Broligarchy is a neologism and portmanteau combining oligarchy and bro culture describing governance by a fraternity of high-net-worth individual male plutocrats. These men occupy leadership roles in big tech and tech-enabled businesses while being perceived by the public as tech bros. The broligarchy is also known as tech oligarchy, and is closely related to technofeudalism and technocracy.

== Origin of the term ==
According to Prospect magazine, "Broligarchy appears in surfer language in the early 2000s “when a small group of bros run a break”—referring to locals controlling a surf spot." The modern use of the terms broligarch and broligarchy can be traced to a Twitter post in 2009. Broligarchy appeared on Urban Dictionary in 2011. The terms gained wide adoption on social media during the 2024 US presidential election and the second Trump presidency. In a tweet on X in March 2024, Condé Nast editor Luke Zaleski called Elon Musk "the world's first broligarch".

The term broligarch was first used in the mainstream media in late July 2024 in a news article in The Observer by the British journalist Carole Cadwalladr.

In early August 2024, the term broligarch appeared in the title of articles in the Atlantic magazine by Brooke Harrington and in the English edition of Al Majalla by Bryn Haworth. The subsequent months saw a flurry of media usage following the 2024 US presidential election in November of the same year and the second inauguration of Donald Trump in January 2025.
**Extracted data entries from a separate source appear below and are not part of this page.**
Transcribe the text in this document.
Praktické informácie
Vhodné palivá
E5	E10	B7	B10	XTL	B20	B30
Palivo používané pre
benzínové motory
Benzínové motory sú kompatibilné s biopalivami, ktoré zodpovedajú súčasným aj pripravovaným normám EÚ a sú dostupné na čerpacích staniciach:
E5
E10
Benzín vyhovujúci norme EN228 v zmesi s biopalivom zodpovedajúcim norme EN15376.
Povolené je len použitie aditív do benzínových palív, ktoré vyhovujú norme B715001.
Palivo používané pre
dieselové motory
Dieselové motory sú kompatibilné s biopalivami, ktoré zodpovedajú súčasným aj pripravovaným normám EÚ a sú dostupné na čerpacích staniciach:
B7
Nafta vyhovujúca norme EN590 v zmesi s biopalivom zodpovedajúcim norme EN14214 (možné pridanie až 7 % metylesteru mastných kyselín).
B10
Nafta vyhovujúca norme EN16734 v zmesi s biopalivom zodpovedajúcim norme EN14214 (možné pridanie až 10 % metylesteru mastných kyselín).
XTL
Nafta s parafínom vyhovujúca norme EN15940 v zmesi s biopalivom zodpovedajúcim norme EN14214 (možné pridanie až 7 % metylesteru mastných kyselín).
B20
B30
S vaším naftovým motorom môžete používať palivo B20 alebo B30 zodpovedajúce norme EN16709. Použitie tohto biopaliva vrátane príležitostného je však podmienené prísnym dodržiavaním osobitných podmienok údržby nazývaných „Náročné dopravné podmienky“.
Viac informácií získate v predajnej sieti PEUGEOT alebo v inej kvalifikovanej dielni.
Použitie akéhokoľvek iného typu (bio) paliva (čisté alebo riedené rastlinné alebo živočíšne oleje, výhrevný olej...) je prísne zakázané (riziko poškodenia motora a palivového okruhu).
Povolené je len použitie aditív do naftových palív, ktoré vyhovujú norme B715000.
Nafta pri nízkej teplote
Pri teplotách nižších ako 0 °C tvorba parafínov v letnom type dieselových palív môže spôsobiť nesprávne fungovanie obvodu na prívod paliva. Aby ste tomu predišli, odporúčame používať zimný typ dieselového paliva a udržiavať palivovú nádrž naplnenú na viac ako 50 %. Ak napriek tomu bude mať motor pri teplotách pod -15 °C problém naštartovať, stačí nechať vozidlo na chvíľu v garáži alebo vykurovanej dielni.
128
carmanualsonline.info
Since August 2025, the words broligarch and broligarchy have been officially included in the Cambridge Dictionary.

== Historical developments ==

In the 2021 book The Tyranny of Big Tech, Republican Party politician and senior United States Senate member of Missouri Josh Hawley argued that major technology companies like Google, Facebook, Amazon, and Apple have become tech oligarchs with overwhelming economic and political power. He describes these companies as modern-day robber barons who are draining prosperity and power from the middle class and creating a new oligarchy.
Critics claimed that Hawley's book contained factual errors and accused him of using the book as a launching pad for his own political career.